For now, many experts advise that parents take precautions. "Until and unless we learn that radiation from portable electronic devices is safe, we should assume that it's harmful," says Hugh S. Taylor, M.D., chair of obstetrics and gynecology at Yale School of Medicine. While there is no cause for alarm, these steps will help shield your kids without sacrificing the digital conveniences you take for granted.
Switch to airplane mode.
Before giving your toddler your iPhone to play Subway Surfers, activate this setting so your device isn't connected to the Internet. Otherwise, the antenna will communicate with the nearest cell tower or Wi-Fi hot spot and receive pulses of RF energy every 0.9 seconds. If your kid wants to watch a video, download it to your device first and then select this mode.
Practice safe phoning.
When Grandma calls to chat with your child, plug in the earphones that came with your phone first. This puts critical distance between the cell and your child's head. Even a few inches of separation greatly reduces a child's exposure to RF energy, says Dr. Davis. Avoid letting her speak where the signal is weak, such as in a car or an elevator. The fewer bars you see, the harder your device is working to receive a signal and the more radiation it gives off. Keep in mind that cordless landlines emit RF energy too (the amount varies depending on the frequency). So for lengthy calls at home, have your kid use either the speaker feature or a corded phone.
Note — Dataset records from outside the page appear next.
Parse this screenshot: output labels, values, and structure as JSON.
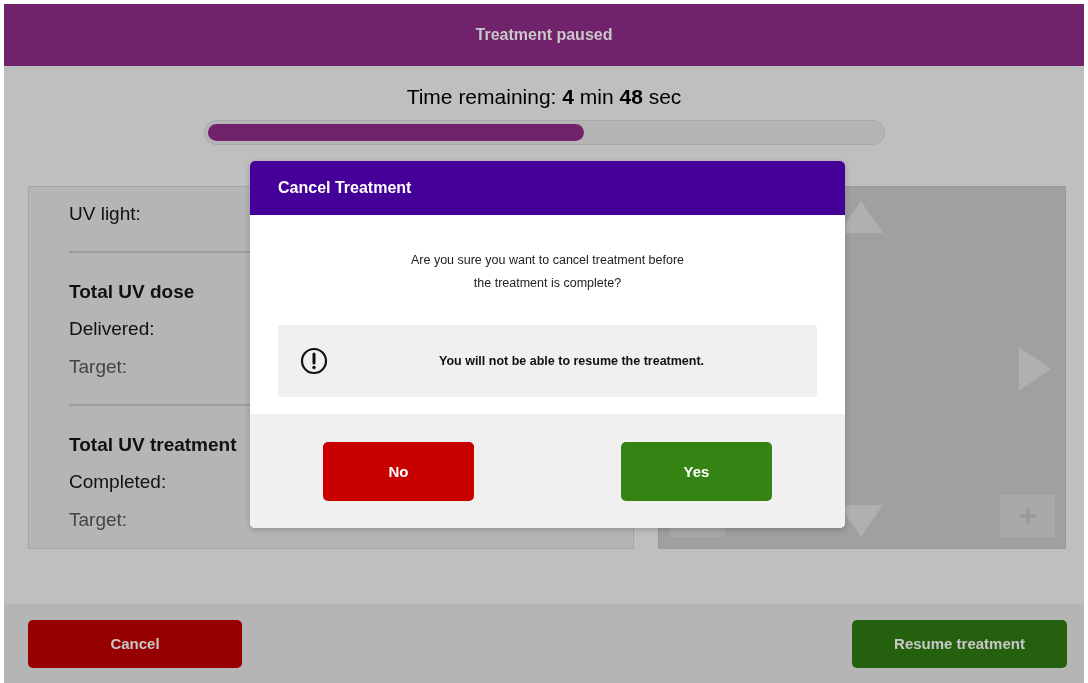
{
  "header": {
    "title": "Treatment paused"
  },
  "timer": {
    "text": "Time remaining: **4** min **48** sec"
  },
  "progress": {
    "level": 0.56
  },
  "info_panel": {
    "items": [
      {
        "kind": "label",
        "text": "UV light:"
      },
      {
        "kind": "divider"
      },
      {
        "kind": "heading",
        "text": "Total UV dose"
      },
      {
        "kind": "label",
        "text": "Delivered:"
      },
      {
        "kind": "muted",
        "text": "Target:"
      },
      {
        "kind": "divider"
      },
      {
        "kind": "heading",
        "text": "Total UV treatment"
      },
      {
        "kind": "label",
        "text": "Completed:"
      },
      {
        "kind": "muted",
        "text": "Target:"
      }
    ]
  },
  "dialog": {
    "title": "Cancel Treatment",
    "message": "Are you sure you want to cancel treatment before the treatment is complete?",
    "warning": "You will not be able to resume the treatment.",
    "buttons": [
      {
        "kind": "danger",
        "label": "No"
      },
      {
        "kind": "confirm",
        "label": "Yes"
      }
    ]
  },
  "footer": {
    "buttons": [
      {
        "kind": "danger",
        "label": "Cancel"
      },
      {
        "kind": "confirm",
        "label": "Resume treatment"
      }
    ]
  }
}
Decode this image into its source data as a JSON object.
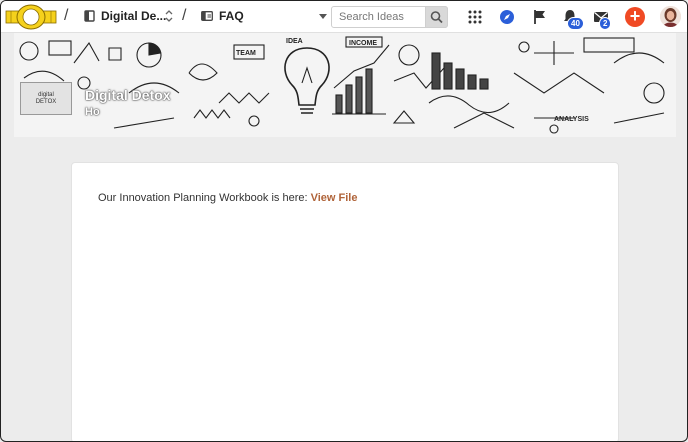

Discourage your kid from using his lap.
Sure, it's called a laptop -- but placing your portable computer on a desk or a table is safer, especially if it's connected to Wi-Fi. At the very least, insist your child place a cooling pad (which is designed to prevent laptop burns) or a pillow underneath to help shield his body from the device. Using a laptop this way for more than a few minutes still isn't advisable, since some radiation might seep through (plus it isn't good for his posture).
Don't buy him a cell (yet).
A child's skull isn't as thick as an adult's until around age 15. Limiting his access until age 12 will reduce his radiation risk in the critical early years. By then he should be mature enough to understand how important it is to use headphones when he calls friends -- and he'll probably mostly text anyway, which is safer (since the phone isn't near his head). Avoid letting him keep the device in his pocket; this can increase his exposure to radiation. A backpack is a better spot -- it puts a layer between your kid and his cell.
Relocate your router.
Place your Wi-Fi router at least 8 inches from where you and your family spend time. If it's connected to a desktop computer where your children do their homework, move it to the floor or, better yet, a remote area of the house (you may need to call your cable company for help). Ideally, unplug your router when you're not using it.
If you're expecting a child, you already know to avoid unnecessary X-rays. So it only makes sense to minimize your exposure to RF energy too. While you should take all the same precautions experts recommend for a child, there's one step you absolutely must take: Keep your smartphone away from your body when it's not in use. Instead of slipping it into your pants pocket, put it in your purse or a bag. Hold that by the strap (rather than carrying it over your shoulder) to keep radiation from the phone farther away from your belly -- and your baby.